Simon et Lucie : Les ciels changeants d’Alain Kokor (d’après l’œuvre de Diastème)
Une histoire d’amour intime, envers et contre tout
Simon et Lucie : Les ciels changeants nous plonge dans une histoire d'amour intense en quête de reconstruction. À travers les vécus de Simon et Lucie, deux adolescents aux vies bouleversées, cette bande dessinée inspirée de textes de Diastème adaptés par Alain Kokor, suspend son lecteur dans une confession intime aux dessins suggestifs.
Simon et Lucie : Les ciels changeants raconte une histoire d’amour en deux temps. Le lecteur partage d’abord une nuit avec deux adolescents amoureux, Simon et Lucie, qui se confient l’un à l’autre, surtout sur leurs situations familiales dysfonctionnelles. Il accompagne ensuite la reconstruction de Simon dans un hôpital psychiatrique, son combat intérieur suite à la rupture avec Lucie et à son autodestruction. Ces deux instants de vie sont reliés et traversés par l’intensité avec laquelle Simon aime Lucie, envers et contre tout, avec toute la beauté qui caractérise cet amour, mais aussi ses failles, ses cicatrices.
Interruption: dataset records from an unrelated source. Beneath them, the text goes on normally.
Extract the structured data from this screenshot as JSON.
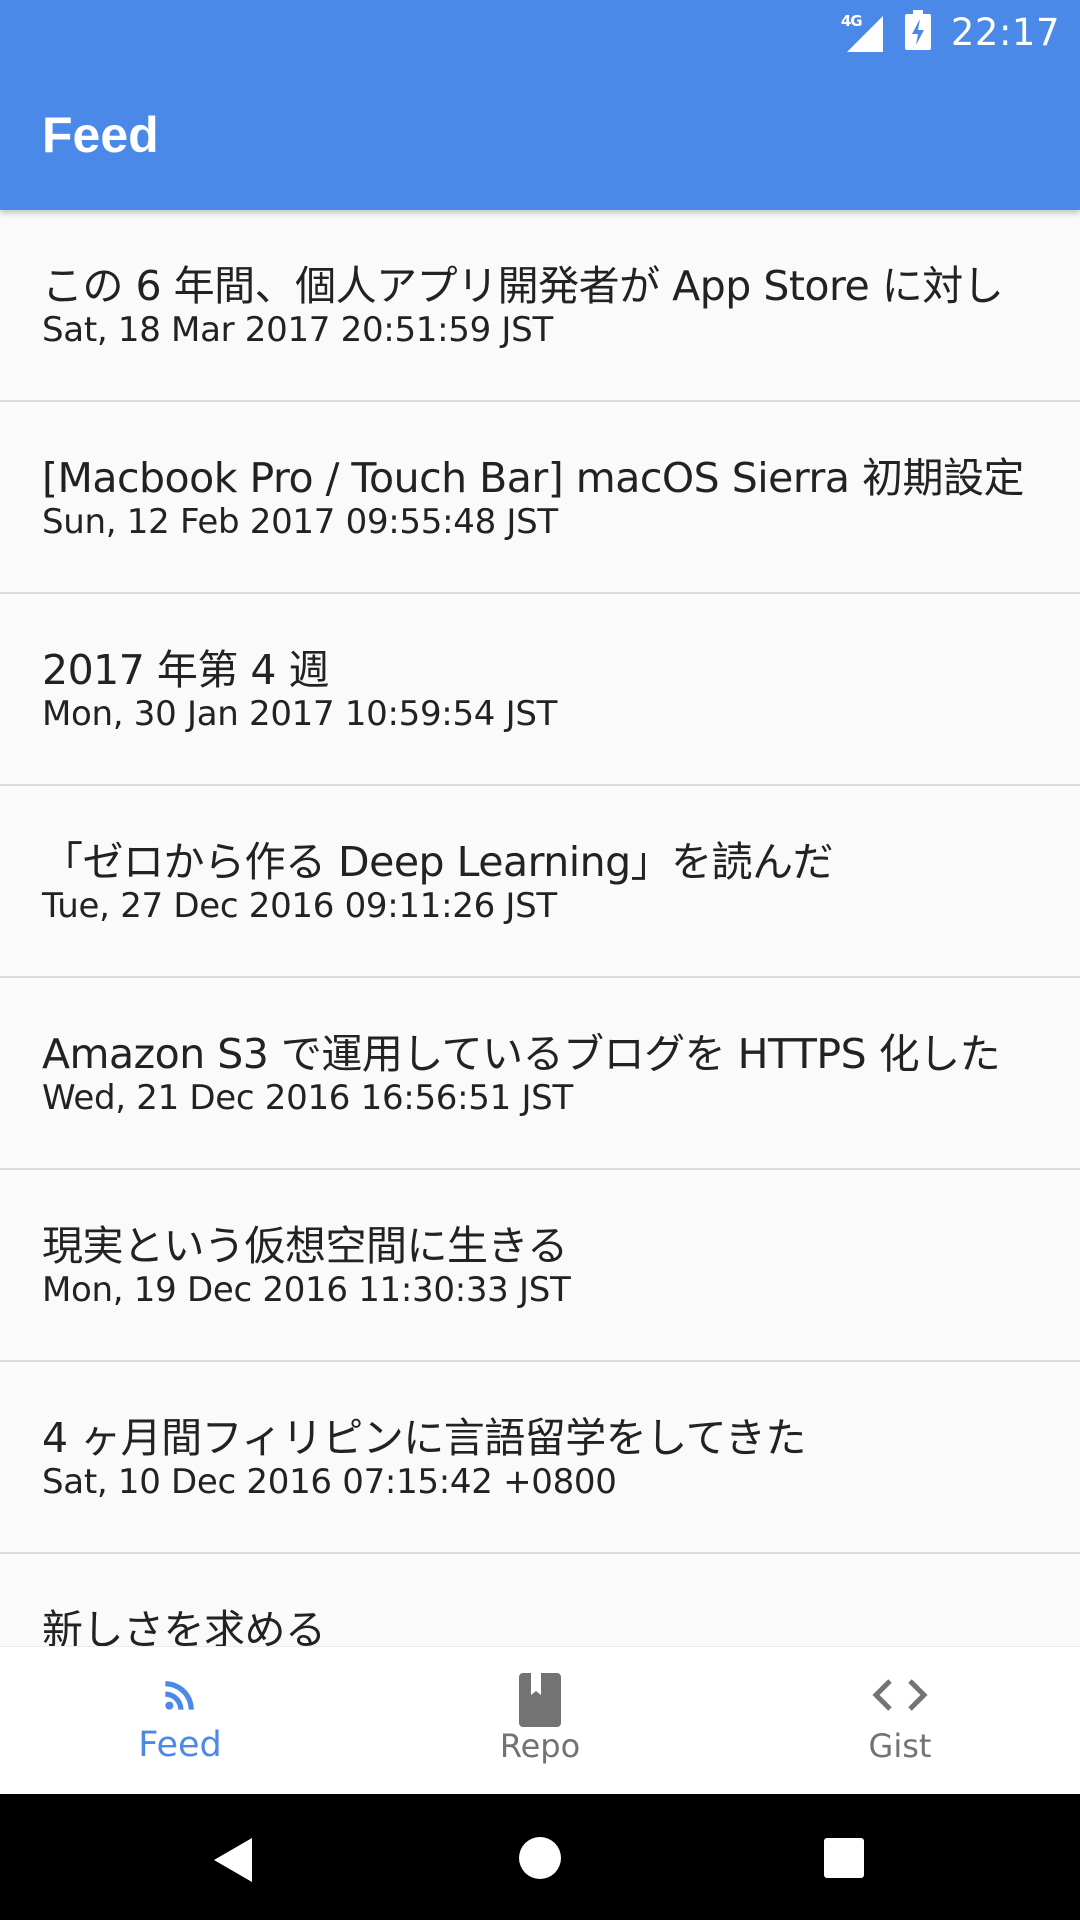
{
  "status_bar": {
    "network": "4G",
    "time": "22:17"
  },
  "app_bar": {
    "title": "Feed"
  },
  "feed": [
    {
      "title": "この 6 年間、個人アプリ開発者が App Store に対し",
      "date": "Sat, 18 Mar 2017 20:51:59 JST"
    },
    {
      "title": "[Macbook Pro / Touch Bar] macOS Sierra 初期設定",
      "date": "Sun, 12 Feb 2017 09:55:48 JST"
    },
    {
      "title": "2017 年第 4 週",
      "date": "Mon, 30 Jan 2017 10:59:54 JST"
    },
    {
      "title": "「ゼロから作る Deep Learning」を読んだ",
      "date": "Tue, 27 Dec 2016 09:11:26 JST"
    },
    {
      "title": "Amazon S3 で運用しているブログを HTTPS 化した",
      "date": "Wed, 21 Dec 2016 16:56:51 JST"
    },
    {
      "title": "現実という仮想空間に生きる",
      "date": "Mon, 19 Dec 2016 11:30:33 JST"
    },
    {
      "title": "4 ヶ月間フィリピンに言語留学をしてきた",
      "date": "Sat, 10 Dec 2016 07:15:42 +0800"
    },
    {
      "title": "新しさを求める",
      "date": ""
    }
  ],
  "bottom_nav": [
    {
      "label": "Feed",
      "icon": "rss-feed-icon",
      "active": true
    },
    {
      "label": "Repo",
      "icon": "book-icon",
      "active": false
    },
    {
      "label": "Gist",
      "icon": "code-icon",
      "active": false
    }
  ],
  "colors": {
    "accent": "#4a89e8",
    "inactive": "#737373",
    "background": "#fafafa"
  }
}
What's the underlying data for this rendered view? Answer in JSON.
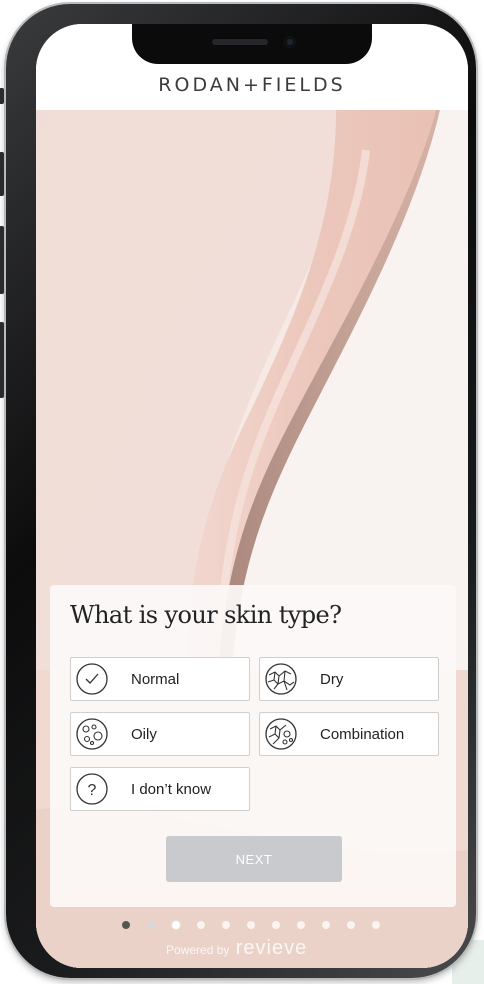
{
  "brand": "RODAN+FIELDS",
  "question": "What is your skin type?",
  "options": [
    {
      "label": "Normal",
      "icon": "check-circle-icon"
    },
    {
      "label": "Dry",
      "icon": "dry-skin-icon"
    },
    {
      "label": "Oily",
      "icon": "oily-skin-icon"
    },
    {
      "label": "Combination",
      "icon": "combination-skin-icon"
    },
    {
      "label": "I don’t know",
      "icon": "question-circle-icon"
    }
  ],
  "next_label": "NEXT",
  "pagination": {
    "total": 11,
    "current": 3
  },
  "powered_by": {
    "text": "Powered by",
    "logo": "revieve"
  },
  "colors": {
    "accent": "#c9cacd",
    "background": "#f9f1ef",
    "text": "#222222"
  }
}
L’apaisement ne s’aperçoit que vers la fin : il éclôt notamment grâce à l’amitié qu’il partage avec Bartholomé, un de ses amis de l’hôpital.
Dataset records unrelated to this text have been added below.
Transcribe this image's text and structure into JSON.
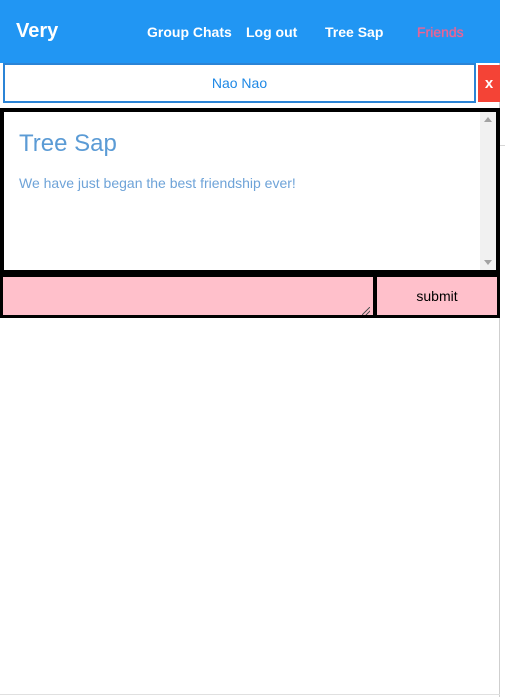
{
  "navbar": {
    "brand": "Very",
    "links": [
      {
        "label": "Group Chats"
      },
      {
        "label": "Log out"
      },
      {
        "label": "Tree Sap"
      },
      {
        "label": "Friends",
        "active": true
      }
    ]
  },
  "chat": {
    "name": "Nao Nao",
    "close_label": "x",
    "message": {
      "title": "Tree Sap",
      "text": "We have just began the best friendship ever!"
    }
  },
  "composer": {
    "input_value": "",
    "submit_label": "submit"
  },
  "colors": {
    "navbar_bg": "#2196f3",
    "active_link": "#f06292",
    "close_button": "#f44336",
    "composer_bg": "#ffc0cb"
  }
}
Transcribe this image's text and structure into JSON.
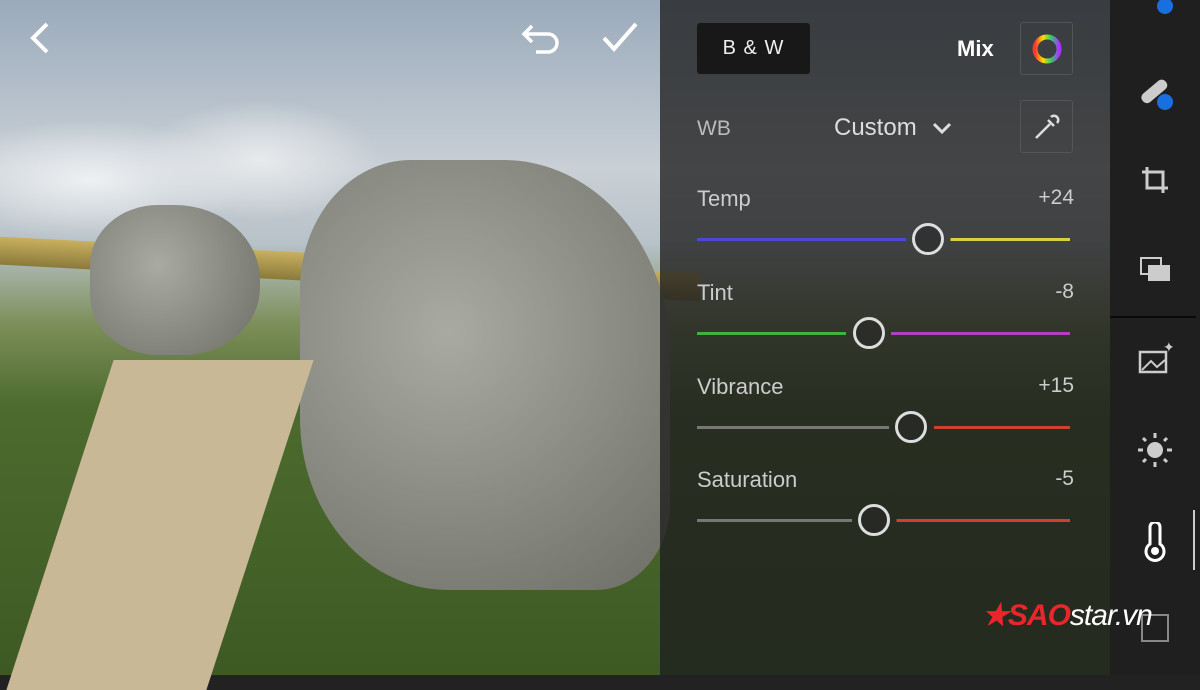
{
  "header": {
    "back_icon": "chevron-left",
    "undo_icon": "undo",
    "confirm_icon": "checkmark"
  },
  "panel": {
    "bw_label": "B & W",
    "mix_label": "Mix",
    "mix_icon": "color-wheel",
    "wb_label": "WB",
    "wb_value": "Custom",
    "eyedropper_icon": "eyedropper",
    "sliders": [
      {
        "label": "Temp",
        "value": "+24",
        "level": 24,
        "colors": [
          "#4a4ad0",
          "#d8d040"
        ]
      },
      {
        "label": "Tint",
        "value": "-8",
        "level": -8,
        "colors": [
          "#40b040",
          "#b040c0"
        ]
      },
      {
        "label": "Vibrance",
        "value": "+15",
        "level": 15,
        "colors": [
          "#777777",
          "#d04030"
        ]
      },
      {
        "label": "Saturation",
        "value": "-5",
        "level": -5,
        "colors": [
          "#777777",
          "#d04030"
        ]
      }
    ]
  },
  "toolbar": [
    "selective-edit",
    "healing",
    "crop",
    "presets",
    "auto",
    "light",
    "color",
    "effects"
  ],
  "watermark": {
    "brand": "SAO",
    "rest": "star.vn"
  }
}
Le récit de cette bande dessinée se base sur trois textes de Diastème, écrits au départ pour le théâtre. Alain Kokor les rassemble en un scénario narratif et poétique. Il partage d’ailleurs dans une vidéo des éditions rivages avoir été complètement « englouti par l’émotion » suite à la lecture des textes de Diastème1, en être « ressorti avec les larmes aux yeux », une sensibilité qu’il retranscrit justement dans son interprétation graphique et qui se tisse tout au long de la lecture.
L’émotion n’est pas le seul aspect qui se tisse tout au long du récit. De nombreux éléments de l’histoire sont révélés progressivement : le lecteur est dans l’expectative, en tension narrative, ce qui donne envie de tourner les pages sans s’arrêter et de s’attacher à Simon et Lucie.
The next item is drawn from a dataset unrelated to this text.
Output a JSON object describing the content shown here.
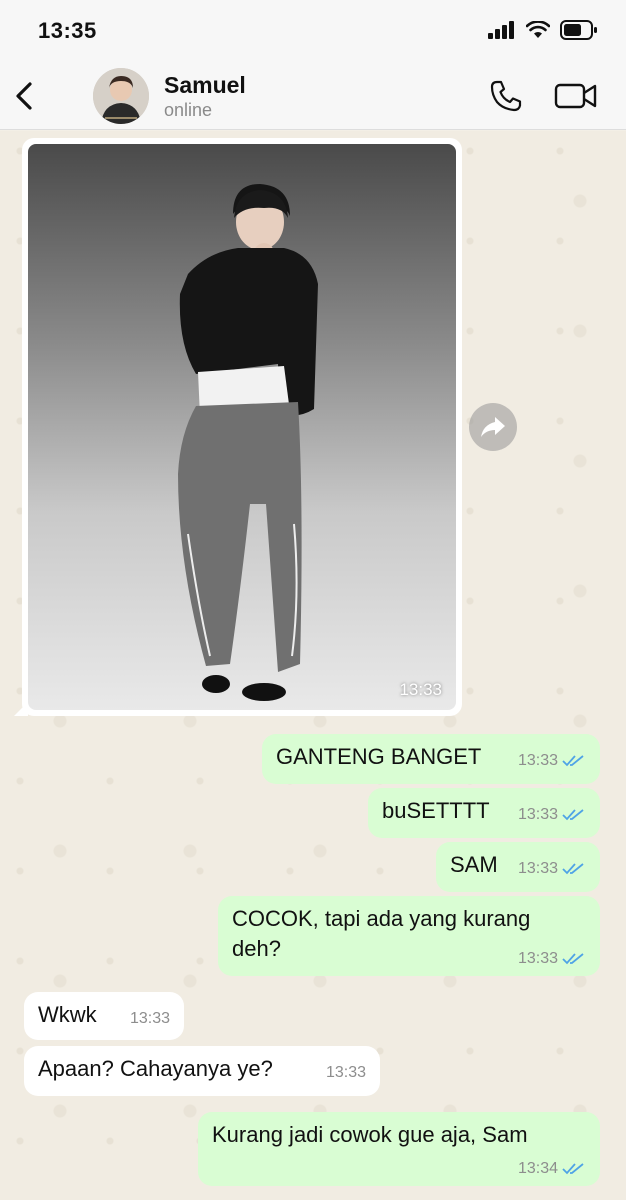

Au fil des pages, ces deux personnages se racontent : on côtoie leurs voix intérieures, on est témoin de dialogues à cœur ouvert. La plupart du récit est toutefois conté par Simon qui écrit à Lucie dans des carnets. Le lecteur prend ainsi le rôle d’un confident intime et s’immerge au cœur de la pureté des vécus, des sentiments.
Le graphisme de cette bande dessinée est un mélange de sobriété et de subtilité, il retranscrit à nouveau l’authenticité et la profondeur émotionnelle du récit. Les traits sont simples et bruts, les couleurs sont ternes et délavées. Les expressions de visages sont particulièrement marquées et présentées comme les éléments visuels à ne pas manquer. Le non-verbal est omniprésent et se comprend grâce à la suggestion graphique et la poésie des dessins.
Alain Kokor n’hésite pas non plus à jouer sur le format des cases pour souligner l’importance et l’émotion de certains moments de cette histoire qui s’étend sur un long espace-temps entrecoupé d’ellipses temporelles. Des pages bleu nuit structurent d’ailleurs ce roman graphique de 320 pages. Sur celles-ci, un élément chargé émotionnellement de ce qui est raconté dans les pages précédentes est illustré. Une nouvelle fois, la suggestion et la poésie caractérisent le travail d’Alain Kokor.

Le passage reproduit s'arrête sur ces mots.